Jiří Hejkrlík graduated from doctoral studies at the Czech University of Life Sciences Prague and specializes in the effectiveness of different forms of international development cooperation. He works primarily at the intersection of analysis and practice, with a strong interest in how development interventions function within complex institutional and socio-economic systems. Over time, he has come to see his professional role as a bridge between donor language—frameworks, indicators, and theories of change—and the lived realities of local actors, where informal rules, incentives, and everyday constraints often shape outcomes more than formal project designs.

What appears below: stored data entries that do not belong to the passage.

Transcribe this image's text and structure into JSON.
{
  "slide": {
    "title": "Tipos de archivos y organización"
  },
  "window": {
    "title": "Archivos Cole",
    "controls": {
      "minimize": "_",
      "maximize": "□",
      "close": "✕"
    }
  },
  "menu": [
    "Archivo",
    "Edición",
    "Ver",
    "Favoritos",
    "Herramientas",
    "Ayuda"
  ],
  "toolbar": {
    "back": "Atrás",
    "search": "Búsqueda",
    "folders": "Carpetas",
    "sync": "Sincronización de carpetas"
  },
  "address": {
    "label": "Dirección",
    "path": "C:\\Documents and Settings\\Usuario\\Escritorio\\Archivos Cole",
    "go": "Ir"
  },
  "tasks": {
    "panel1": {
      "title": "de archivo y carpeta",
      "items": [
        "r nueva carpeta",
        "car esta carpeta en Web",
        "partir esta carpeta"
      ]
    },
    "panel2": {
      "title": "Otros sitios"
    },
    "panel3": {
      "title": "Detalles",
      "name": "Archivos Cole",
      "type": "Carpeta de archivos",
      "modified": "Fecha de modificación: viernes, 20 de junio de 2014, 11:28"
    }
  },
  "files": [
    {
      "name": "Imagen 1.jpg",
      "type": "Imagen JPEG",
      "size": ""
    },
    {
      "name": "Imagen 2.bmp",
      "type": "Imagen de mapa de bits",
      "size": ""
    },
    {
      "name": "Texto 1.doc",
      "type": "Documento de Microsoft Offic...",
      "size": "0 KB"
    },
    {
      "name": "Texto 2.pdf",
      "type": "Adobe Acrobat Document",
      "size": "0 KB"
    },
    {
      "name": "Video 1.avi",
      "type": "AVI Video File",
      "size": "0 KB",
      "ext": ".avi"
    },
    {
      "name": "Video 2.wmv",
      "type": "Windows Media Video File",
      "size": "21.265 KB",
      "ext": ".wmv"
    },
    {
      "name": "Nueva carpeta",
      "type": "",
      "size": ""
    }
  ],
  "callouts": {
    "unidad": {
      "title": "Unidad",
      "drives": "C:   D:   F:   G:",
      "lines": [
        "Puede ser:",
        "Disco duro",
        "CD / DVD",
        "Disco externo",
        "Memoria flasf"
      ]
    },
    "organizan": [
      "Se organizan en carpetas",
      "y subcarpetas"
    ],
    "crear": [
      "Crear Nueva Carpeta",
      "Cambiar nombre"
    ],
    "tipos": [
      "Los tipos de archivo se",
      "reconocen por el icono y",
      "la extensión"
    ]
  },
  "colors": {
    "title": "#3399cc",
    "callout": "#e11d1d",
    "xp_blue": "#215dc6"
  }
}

He is an active manager and evaluator of international agricultural development projects across Eastern Europe (Georgia, Moldova, Bosnia and Herzegovina, and Ukraine), Central Asia (Mongolia, Uzbekistan, and Kazakhstan), and Africa (Angola, Ethiopia, and Kenya). His work focuses on translating strategic objectives into context-sensitive interventions, while also ensuring that local realities are not oversimplified to fit reporting requirements. This bridging role is both technical and ethical: helping donors understand why certain assumptions do not hold in practice, and supporting local partners in navigating donor expectations without losing ownership of their priorities.
In parallel, Jiří Hejkrlík is a member of the Department of Economics and Development, where he focuses on agricultural trade, market access for small farmers, rural institutions, and farmers’ cooperatives in the Global South. He also serves as Acting Chairman of the Board of Fairtrade Czech Republic and Slovakia and is Director of the Cooperative Research Group. Through research, teaching, evaluation, and governance roles, he seeks to turn practical experience into learning—treating international development not as a technical problem to be solved, but as a long-term, collective process requiring critical reflection, contextual understanding, and responsibility.